The life science sector consists of the fields of pharmaceuticals, biotechnology, biomedical technologies, nutraceuticals, cosmeceuticals and others. The recent boom in interest has been driven in part by the COVID-19 pandemic, as the sector exponentially grew due to activity around vaccine development.
Some of the larger trends in the real estate industry have also been pushing players who haven’t traditionally been in the life sciences sector into it, as multifamily and office investments have become more difficult to execute, said Nick Iselin, general manager of Boston development at Lendlease, during the forum, which was sponsored by the Commercial Observer.
Since investors view multifamily as a safe-haven investment class, that has caused increased competition for deals among the space, leaving miniscule returns on the table, Iselin said. Offices in high-density cities have struggled with vacancy rates due to the pandemic and remote working.
Although vacancy rates have been rising in major office markets the past 18 months, the opposite holds true in the life science sector. There is virtually no vacancy, especially in major life science hubs like Boston and San Diego, said Cerise Marcela, senior vice president at CBRE, a presenter at the webinar. She adds there is increasing activity on the investor side, both by more established life science landlords and also new investors dipping their toes into the space. In other words, investors remain bullish in trading lab spaces on a speculative basis at the moment across the board, she said.
Challenges ahead
Although demand is heating up in the life sciences industry, there are still challenges for developers and contractors entering the sector.
Lab science buildings differ from typical office construction, as they have “very specialized infrastructure in them,” said Adam Sichol, CEO of Boston-based Longfellow Real Estate Partners, during the webinar. This includes the need to have space for chemicals and chemical storage, clean room spaces, special ventilation and fireproofing systems, extra power and emergency generators, among other requirements.
“I know there is a lot of excitement around life sciences and we certainly continue to believe in the space and we think it is going to continue to grow. But it’s not like all office buildings are suddenly going to become lab buildings overnight,” said Sichol.
He noted that even in cities with a glut of office space, such as New York City, developers won’t necessarily be able to convert them to science-related facilities.

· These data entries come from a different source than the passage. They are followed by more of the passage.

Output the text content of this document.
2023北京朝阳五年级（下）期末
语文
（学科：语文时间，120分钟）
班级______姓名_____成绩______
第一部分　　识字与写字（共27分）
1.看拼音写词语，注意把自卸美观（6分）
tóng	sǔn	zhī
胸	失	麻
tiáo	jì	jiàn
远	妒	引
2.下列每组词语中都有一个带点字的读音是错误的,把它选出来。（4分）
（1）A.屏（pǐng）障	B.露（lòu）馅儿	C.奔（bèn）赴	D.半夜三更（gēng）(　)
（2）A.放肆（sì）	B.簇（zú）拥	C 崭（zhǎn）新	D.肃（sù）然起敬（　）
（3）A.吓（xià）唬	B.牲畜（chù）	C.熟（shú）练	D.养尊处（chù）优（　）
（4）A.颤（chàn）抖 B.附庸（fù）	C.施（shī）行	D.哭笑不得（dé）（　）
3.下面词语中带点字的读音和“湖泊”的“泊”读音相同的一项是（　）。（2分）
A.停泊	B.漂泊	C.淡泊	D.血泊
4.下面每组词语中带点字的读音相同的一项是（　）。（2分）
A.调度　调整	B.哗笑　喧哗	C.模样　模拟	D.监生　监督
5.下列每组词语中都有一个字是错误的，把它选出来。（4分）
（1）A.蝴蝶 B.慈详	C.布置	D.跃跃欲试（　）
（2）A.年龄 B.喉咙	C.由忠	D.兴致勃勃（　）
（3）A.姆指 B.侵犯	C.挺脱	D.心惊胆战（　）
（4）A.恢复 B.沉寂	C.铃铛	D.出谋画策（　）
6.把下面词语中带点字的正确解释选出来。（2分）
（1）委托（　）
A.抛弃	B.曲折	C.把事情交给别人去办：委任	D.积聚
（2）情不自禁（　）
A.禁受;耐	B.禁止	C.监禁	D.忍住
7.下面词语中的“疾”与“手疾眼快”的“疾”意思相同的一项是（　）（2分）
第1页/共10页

“Not every building is a conversion opportunity. Even one that you might think could be a conversion opportunity, there could be some issues around loading, or there could be some issues around the core, or location, or the neighborhood,” he said. “There’s a million different things that could impact it.”
Regional hot spots
There’s been overwhelming demand in all markets, and markets predicted to take longer to fill are ahead of schedule, said Adam Milne, chief operating officer at BioLabs, a membership-based network of shared lab and office facilities. For example, New York City is growing into one of the premier life science hubs in the U.S., and can be as competitive as Cambridge, Massachusetts, or San Diego, said panelists.
The presenters agreed that New York has all the things it needs to take off as a life science cluster, such as academic institutions, medical centers and access to venture dollars. Any new life science buildings in the city could also tap into the area’s diverse range of restaurants, fitness and overall culture the city provides.
In contrast, because the life science sector in Alexandria, Virginia, is an isolated site, away from an urban setting like New York City, many of the amenities had to be brought to the project in the initial stages, said Peter Schubert, design partner at Ennead Architects.
“We’ve seen a flood of interest in what we’ve done. There’s been a push and a renewed willingness to take risks in life sciences in a way that people have sort of fallen away from in years past,” said Milne. “Everyone is willing to take those bets.”